SPECint_rate_base95: The geometric mean of eight normalized throughput ratios when compiled with conservative optimization for each benchmark.

CFP95 (for floating point compute intensive performance comparisons:

SPECfp95: The geometric mean of ten normalized ratios (one for each floating point benchmark) when compiled with aggressive optimization for each benchmark.
SPECfp_base95: The geometric mean of ten normalized ratios when compiled with conservative optimization for each benchmark.
SPECfp_rate95: The geometric mean of ten normalized throughput ratios when compiled with aggressive optimization for each benchmark.
SPECfp_rate_base95: The geometric mean of ten normalized throughput ratios when compiled with conservative optimization for each benchmark.

The ratio for each of the benchmarks is calculated using a SPEC-determined reference time and the run time of the benchmark.

What is the difference between a "base" metric and a "non-base" metric?

In order to provide comparisons across different computer hardware, SPEC had to provide the benchmarks as source code. Thus, in order to run the benchmarks, they must be compiled. There was agreement that the benchmarks should be compiled the way users compile programs. But how do users compile programs?

On one side, people might experiment with many different compilers and compiler flags to achieve the best performance. On the other side, people might just compile with the basic options suggested by the compiler vendor. SPEC recognises that it cannot exactly match how everyone uses compilers, but two reference points are possible:

The base metrics (ie., SPECint_base95) are required for all reported results and have set guidelines for compilation (i.e., the same flags must be used in the same order for all benchmarks). This is the point closest to those who simplyuse the recommended compiler flags for compilation.
The non-base metrics (ie., SPECint95) are optional and have ess strict requirements (ie., different compiler options may be used on each benchmark). This is the point closest to those who may experiment with different compiler options to get the best possible performance possible.

Note that the base metric rules are a subset of the non-base metric rules. For example, a legal base metric is also legal under the non-base rules but a legal non-base metric is NOT legal under the base rules.

A full description of the distinctions and required guidelines can be found in the SPEC CPU95 Run and Reporting Rules available with SPEC CPU95.

What is the difference between a "rate" and a "non-rate" metric?

There are several different ways to measure computer performance. One way is to measure how fast the computer completes a single task; this is a speed measure. Another way is to measure how many tasks a computer can accomplish in a certain amount of time; this is called a throughput, capacity or rate measure.

The SPEC speed metrics (i.e., SPECint95) are used for comparing the ability of a computer to complete single tasks.
The SPEC rate metrics (i.e., SPECint_rate95) measure the throughput or rate of a machine carrying out a number of tasks.

Which SPEC CPU95 metric should be used to compare performance?

It depends on your needs.

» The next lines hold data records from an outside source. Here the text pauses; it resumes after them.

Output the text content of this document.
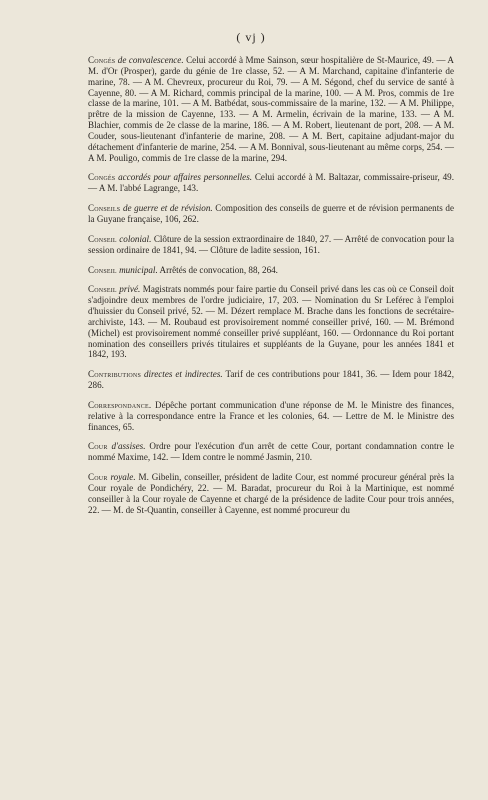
( vj )
Congés de convalescence. Celui accordé à Mme Sainson, sœur hospitalière de St-Maurice, 49. — A M. d'Or (Prosper), garde du génie de 1re classe, 52. — A M. Marchand, capitaine d'infanterie de marine, 78. — A M. Chevreux, procureur du Roi, 79. — A M. Ségond, chef du service de santé à Cayenne, 80. — A M. Richard, commis principal de la marine, 100. — A M. Pros, commis de 1re classe de la marine, 101. — A M. Batbédat, sous-commissaire de la marine, 132. — A M. Philippe, prêtre de la mission de Cayenne, 133. — A M. Armelin, écrivain de la marine, 133. — A M. Blachier, commis de 2e classe de la marine, 186. — A M. Robert, lieutenant de port, 208. — A M. Couder, sous-lieutenant d'infanterie de marine, 208. — A M. Bert, capitaine adjudant-major du détachement d'infanterie de marine, 254. — A M. Bonnival, sous-lieutenant au même corps, 254. — A M. Pouligo, commis de 1re classe de la marine, 294.
Congés accordés pour affaires personnelles. Celui accordé à M. Baltazar, commissaire-priseur, 49. — A M. l'abbé Lagrange, 143.
Conseils de guerre et de révision. Composition des conseils de guerre et de révision permanents de la Guyane française, 106, 262.
Conseil colonial. Clôture de la session extraordinaire de 1840, 27. — Arrêté de convocation pour la session ordinaire de 1841, 94. — Clôture de ladite session, 161.
Conseil municipal. Arrêtés de convocation, 88, 264.
Conseil privé. Magistrats nommés pour faire partie du Conseil privé dans les cas où ce Conseil doit s'adjoindre deux membres de l'ordre judiciaire, 17, 203. — Nomination du Sr Leférec à l'emploi d'huissier du Conseil privé, 52. — M. Dézert remplace M. Brache dans les fonctions de secrétaire-archiviste, 143. — M. Roubaud est provisoirement nommé conseiller privé, 160. — M. Brémond (Michel) est provisoirement nommé conseiller privé suppléant, 160. — Ordonnance du Roi portant nomination des conseillers privés titulaires et suppléants de la Guyane, pour les années 1841 et 1842, 193.
Contributions directes et indirectes. Tarif de ces contributions pour 1841, 36. — Idem pour 1842, 286.
Correspondance. Dépêche portant communication d'une réponse de M. le Ministre des finances, relative à la correspondance entre la France et les colonies, 64. — Lettre de M. le Ministre des finances, 65.
Cour d'assises. Ordre pour l'exécution d'un arrêt de cette Cour, portant condamnation contre le nommé Maxime, 142. — Idem contre le nommé Jasmin, 210.
Cour royale. M. Gibelin, conseiller, président de ladite Cour, est nommé procureur général près la Cour royale de Pondichéry, 22. — M. Baradat, procureur du Roi à la Martinique, est nommé conseiller à la Cour royale de Cayenne et chargé de la présidence de ladite Cour pour trois années, 22. — M. de St-Quantin, conseiller à Cayenne, est nommé procureur du
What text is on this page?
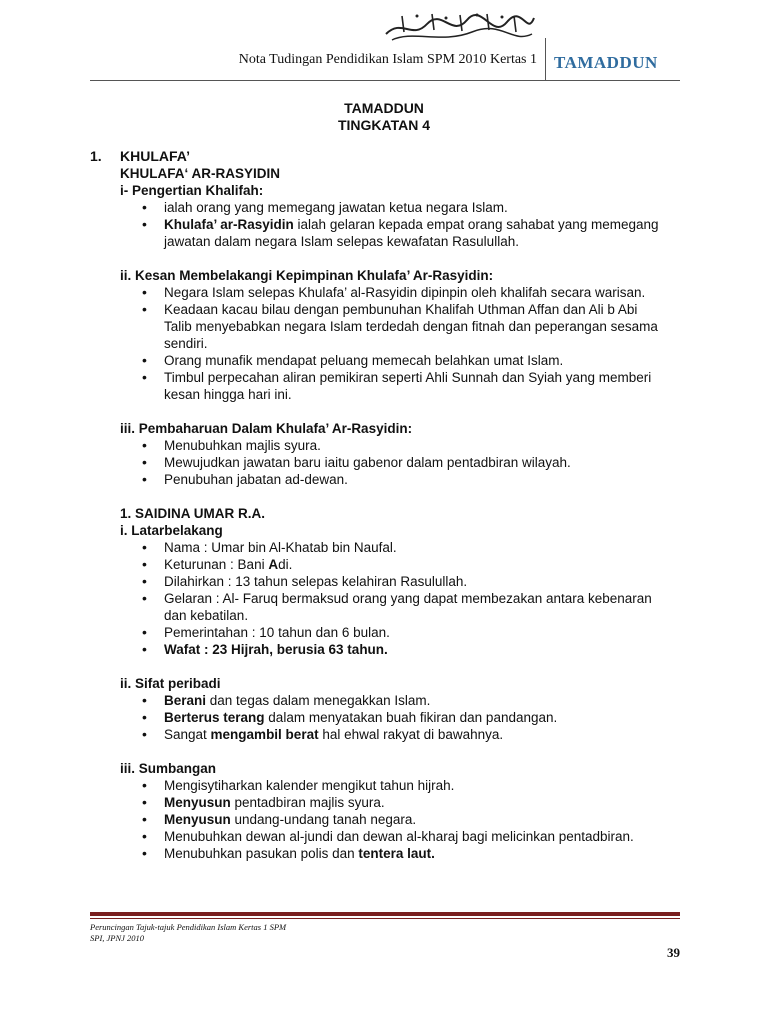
Nota Tudingan Pendidikan Islam SPM 2010 Kertas 1 TAMADDUN
TAMADDUN
TINGKATAN 4
1.	KHULAFA’
KHULAFA‘ AR-RASYIDIN
i- Pengertian Khalifah:
• ialah orang yang memegang jawatan ketua negara Islam.
• Khulafa’ ar-Rasyidin ialah gelaran kepada empat orang sahabat yang memegang
jawatan dalam negara Islam selepas kewafatan Rasulullah.
ii. Kesan Membelakangi Kepimpinan Khulafa’ Ar-Rasyidin:
• Negara Islam selepas Khulafa’ al-Rasyidin dipinpin oleh khalifah secara warisan.
• Keadaan kacau bilau dengan pembunuhan Khalifah Uthman Affan dan Ali b Abi
Talib menyebabkan negara Islam terdedah dengan fitnah dan peperangan sesama
sendiri.
• Orang munafik mendapat peluang memecah belahkan umat Islam.
• Timbul perpecahan aliran pemikiran seperti Ahli Sunnah dan Syiah yang memberi
kesan hingga hari ini.
iii. Pembaharuan Dalam Khulafa’ Ar-Rasyidin:
• Menubuhkan majlis syura.
• Mewujudkan jawatan baru iaitu gabenor dalam pentadbiran wilayah.
• Penubuhan jabatan ad-dewan.
1. SAIDINA UMAR R.A.
i. Latarbelakang
• Nama : Umar bin Al-Khatab bin Naufal.
• Keturunan : Bani Adi.
• Dilahirkan : 13 tahun selepas kelahiran Rasulullah.
• Gelaran : Al- Faruq bermaksud orang yang dapat membezakan antara kebenaran
dan kebatilan.
• Pemerintahan : 10 tahun dan 6 bulan.
• Wafat : 23 Hijrah, berusia 63 tahun.
ii. Sifat peribadi
• Berani dan tegas dalam menegakkan Islam.
• Berterus terang dalam menyatakan buah fikiran dan pandangan.
• Sangat mengambil berat hal ehwal rakyat di bawahnya.
iii. Sumbangan
• Mengisytiharkan kalender mengikut tahun hijrah.
• Menyusun pentadbiran majlis syura.
• Menyusun undang-undang tanah negara.
• Menubuhkan dewan al-jundi dan dewan al-kharaj bagi melicinkan pentadbiran.
• Menubuhkan pasukan polis dan tentera laut.
Peruncingan Tajuk-tajuk Pendidikan Islam Kertas 1 SPM
SPI, JPNJ 2010
39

SPEC provides the benchmarks and results as tools for you to use. You need to determine how you use a computer or what your performance requirements are and then choose the appropriate SPEC benchmark or metrics.

A single user running a compute-intensive integer program, for example, might only be interested in SPECint95 or SPECint_base95. On the other hand, a person who maintains a machine used by multiple scientists running floating point simulations might be more concerned with SPECfp_rate95 or SPECfp_rate_base95.